After a wonderful afternoon with her host family, it was hard to leave their endless hospitality after spending such a good afternoon with them, but Masaya awaited us. We arrived there after a thirty minute bus ride and easily found our hostel and went out for a cheap, but delicious meal of gallo pinto (red beans and rice), tacos and some other goodies. The next day we took a short trip to the artisan market where we made rounds and I picked up some pretty cool artisan pieces without going overboard (not as easy as it may sound). That afternoon we headed to Leon- through Managua- but we managed to get a bus that took us directly to the bus station that left to Leon, so we avoided having to taxi through Managua, easing our anxiety and stress.

After arriving in Leon, we set out to find the volcano boarding place we had heard so much about, only to find out that it had been booked out for the next day. I didn't feel overly disappointed at first, as I wasn't sure if uncontrollably hurling myself down an active volcano was what I needed in a time of uneasiness and anxiety. Well, it turned out to be exactly what we both needed, because we ended up finding a smaller, non-profit organization,
Quetzaltrekkers, (originally based out of Guatemala, but now with a location and tours from Leon, Nicaragua), which I highly recommend for anyone who wants their hike money donated to local kids.

During the hour-long truck ride to the base of Cerro Negro, the active volcano we were to climb, we overheard the guy sitting next to me talking about being an editor for
Survivor: Nicaragua that was being filmed in San Juan del Sur, one of Nicaragua's finest tourist venues. Carolyn had already been bashing it the night before, and continued to do so until two other guys, who had been intently listening, mentioned that they were producers for the show. That shut Carolyn up for the rest of hike. ;-)




Little did they know that we did in fact have very tough nuts...


A walk down into the crater.



Volcano boarding was nothing short of exactly what I needed. It really comes to show that being physically active reduces stress and anxiety in ways I never understood before now, and it was a good self-esteem booster in terms of getting ourselves out there and not locking ourselves in our hotel room for the remainder of our vacation, not to mention it was effing incredible- so incredible that we hurled ourselves down twice.

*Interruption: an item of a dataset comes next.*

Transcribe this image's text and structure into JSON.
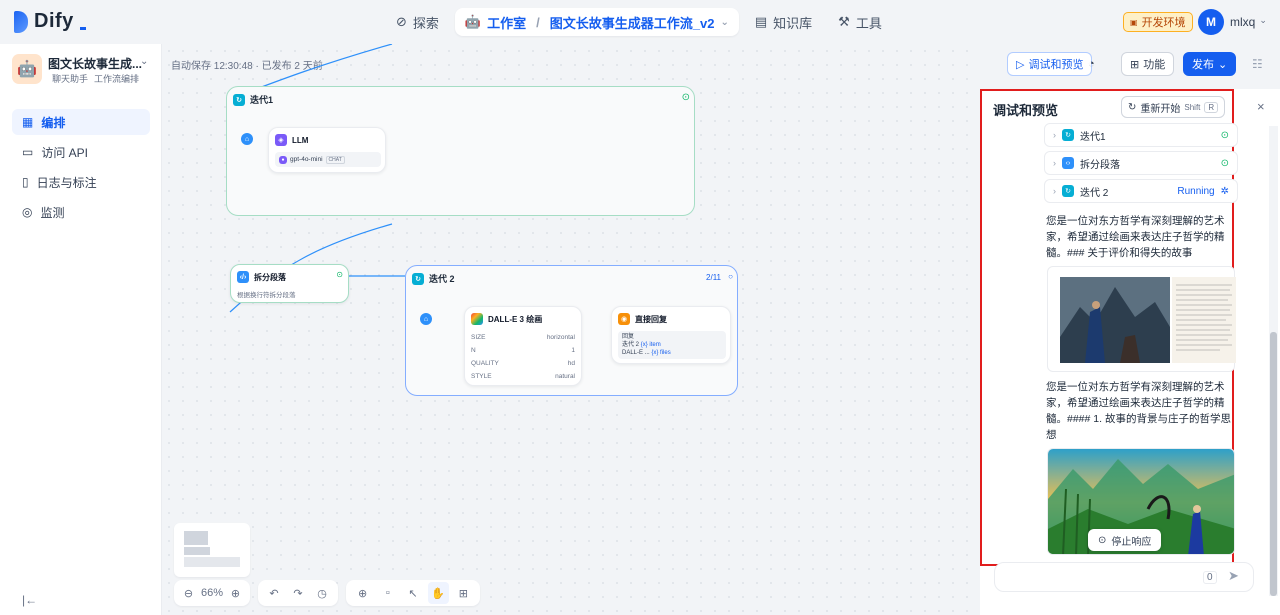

Despite having an awful situation just days after my arrival, I could not be happier that I decided to stay and enjoy Nicaragua and get to know some important and wonderful people who have been such a big part of Carolyn's life. I would also like to thank the Peace Corps Nicaragua staff for being extremely supportive and helpful, especially to another volunteer from a different country. It really put things into perspective in terms of how supportive Peace Corps is, no matter where you are (so long as you are a PCV visiting in the states or another Peace Corps country :-) ).

If you are interested in visiting Nicaragua, doing it with Carolyn is pretty much impossible at this point, since I took up the last of her vacation- but our experience in Managua should in no way deter anyone from visiting. Nicaraguans are extremely hospitable and wonderful people, but just like anywhere, always have your guard up- even at home, where we often feel a false sense of comfort, that nothing can happen to us.

We are both still healing, but it would take a lot more than this to stop the two of us from traveling, doing what we love... and hurling ourselves down active volcanoes.